Passive noise control can be as simple as covering floors with thick carpets or as elaborate as designing a building from the ground up to shut out unwanted sound. One noteworthy example of the latter approach was the renovation of a 1920's-era building into a new home for the Goodman Theatre in Chicago, a project that was completed in December 2000. Architects for the project faced a challenging noise problem. Downtown traffic and the clatter of trains on elevated tracks outside the building created sound levels exceeding 100 decibels at the theater's front entrance. In addition, subway trains roared through a tunnel just 6 meters (20 feet) below the floor, creating vibrations that would ruin the delicate silence that a theater demands.
To isolate the theater from the subway, the structure had to be placed atop a novel layer-cake of sound-absorbing materials. Engineers first poured a slab of concrete made to be especially stiff. Atop that, they installed a layer of steel-reinforced rubber slabs 25 centimeters (10 inches) thick. The builders then poured another layer of concrete on top of the rubber isolators to support the building itself. This sequence of materials sets up what acoustic engineers call an “impedance mismatch.” The difference in the characteristics of the materials reflects sound waves, rather than permitting them to move through the materials to reach the interior of the structure.
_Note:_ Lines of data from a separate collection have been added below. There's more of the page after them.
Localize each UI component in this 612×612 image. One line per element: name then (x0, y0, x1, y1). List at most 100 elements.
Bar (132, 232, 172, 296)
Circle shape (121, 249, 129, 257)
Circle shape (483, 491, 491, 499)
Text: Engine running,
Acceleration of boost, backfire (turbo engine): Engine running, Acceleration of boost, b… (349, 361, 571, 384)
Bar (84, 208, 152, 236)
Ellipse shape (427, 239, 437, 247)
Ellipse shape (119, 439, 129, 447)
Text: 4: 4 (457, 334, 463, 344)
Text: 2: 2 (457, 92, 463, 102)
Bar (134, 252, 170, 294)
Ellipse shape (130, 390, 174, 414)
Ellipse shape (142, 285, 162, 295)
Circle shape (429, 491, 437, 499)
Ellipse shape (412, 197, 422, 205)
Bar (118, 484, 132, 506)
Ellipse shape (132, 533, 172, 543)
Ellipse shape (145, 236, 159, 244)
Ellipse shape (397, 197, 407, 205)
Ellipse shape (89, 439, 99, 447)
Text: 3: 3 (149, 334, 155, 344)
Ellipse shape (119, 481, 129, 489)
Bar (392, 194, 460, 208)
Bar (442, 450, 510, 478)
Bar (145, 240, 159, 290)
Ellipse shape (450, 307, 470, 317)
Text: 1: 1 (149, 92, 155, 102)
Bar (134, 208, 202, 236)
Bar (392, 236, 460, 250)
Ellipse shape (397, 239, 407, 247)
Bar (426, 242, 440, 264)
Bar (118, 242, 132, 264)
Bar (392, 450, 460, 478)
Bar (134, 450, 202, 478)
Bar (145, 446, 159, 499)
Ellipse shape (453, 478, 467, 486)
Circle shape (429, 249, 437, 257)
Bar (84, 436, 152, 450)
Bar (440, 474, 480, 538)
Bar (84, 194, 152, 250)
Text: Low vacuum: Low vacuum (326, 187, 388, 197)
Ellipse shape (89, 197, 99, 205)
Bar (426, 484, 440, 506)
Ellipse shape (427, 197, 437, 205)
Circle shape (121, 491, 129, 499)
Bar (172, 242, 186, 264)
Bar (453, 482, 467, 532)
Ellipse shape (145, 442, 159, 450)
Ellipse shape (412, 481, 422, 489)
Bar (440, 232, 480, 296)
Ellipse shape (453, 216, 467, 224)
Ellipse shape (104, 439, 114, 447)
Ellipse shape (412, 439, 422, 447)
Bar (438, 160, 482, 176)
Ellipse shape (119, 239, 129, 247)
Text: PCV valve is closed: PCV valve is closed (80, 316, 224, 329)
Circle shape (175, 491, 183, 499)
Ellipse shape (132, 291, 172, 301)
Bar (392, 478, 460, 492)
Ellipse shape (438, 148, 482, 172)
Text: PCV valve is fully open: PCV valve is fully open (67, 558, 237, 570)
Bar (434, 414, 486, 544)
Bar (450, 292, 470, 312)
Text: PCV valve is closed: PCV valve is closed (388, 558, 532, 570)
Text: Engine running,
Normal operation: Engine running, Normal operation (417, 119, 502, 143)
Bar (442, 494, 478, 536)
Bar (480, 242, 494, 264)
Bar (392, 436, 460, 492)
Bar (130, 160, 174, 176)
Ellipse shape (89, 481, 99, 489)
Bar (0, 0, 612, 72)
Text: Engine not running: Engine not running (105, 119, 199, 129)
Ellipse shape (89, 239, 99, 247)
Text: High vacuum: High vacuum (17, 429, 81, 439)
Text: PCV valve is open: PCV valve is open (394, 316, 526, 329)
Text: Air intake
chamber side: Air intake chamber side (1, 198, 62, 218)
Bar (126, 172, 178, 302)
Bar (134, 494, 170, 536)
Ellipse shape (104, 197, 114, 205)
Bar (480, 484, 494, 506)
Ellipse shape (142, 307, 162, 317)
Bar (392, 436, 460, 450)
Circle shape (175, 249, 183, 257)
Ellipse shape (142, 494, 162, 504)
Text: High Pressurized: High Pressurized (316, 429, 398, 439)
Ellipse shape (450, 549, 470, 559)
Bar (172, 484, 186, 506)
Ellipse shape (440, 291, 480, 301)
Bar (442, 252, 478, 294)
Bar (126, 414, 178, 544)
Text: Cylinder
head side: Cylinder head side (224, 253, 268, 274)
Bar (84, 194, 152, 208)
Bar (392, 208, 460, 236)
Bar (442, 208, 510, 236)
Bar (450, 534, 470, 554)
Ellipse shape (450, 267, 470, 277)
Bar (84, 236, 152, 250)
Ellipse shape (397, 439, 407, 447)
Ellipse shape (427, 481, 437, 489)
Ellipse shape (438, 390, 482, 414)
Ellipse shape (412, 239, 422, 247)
To shield the interior of the theater from the traffic and elevated-train noise, the architects designed two sets of walls separated by an air gap 5 centimeters (2 inches) wide. Each wall rests on its own foundation, so there is no connection between the walls. The air space between the walls prevents sound from moving directly into the building. These construction techniques dramatically reduce the amount of noise that enters the theater, cutting the 100-decibel din outside the entrance to less than 20 decibels inside, about the level of a whisper.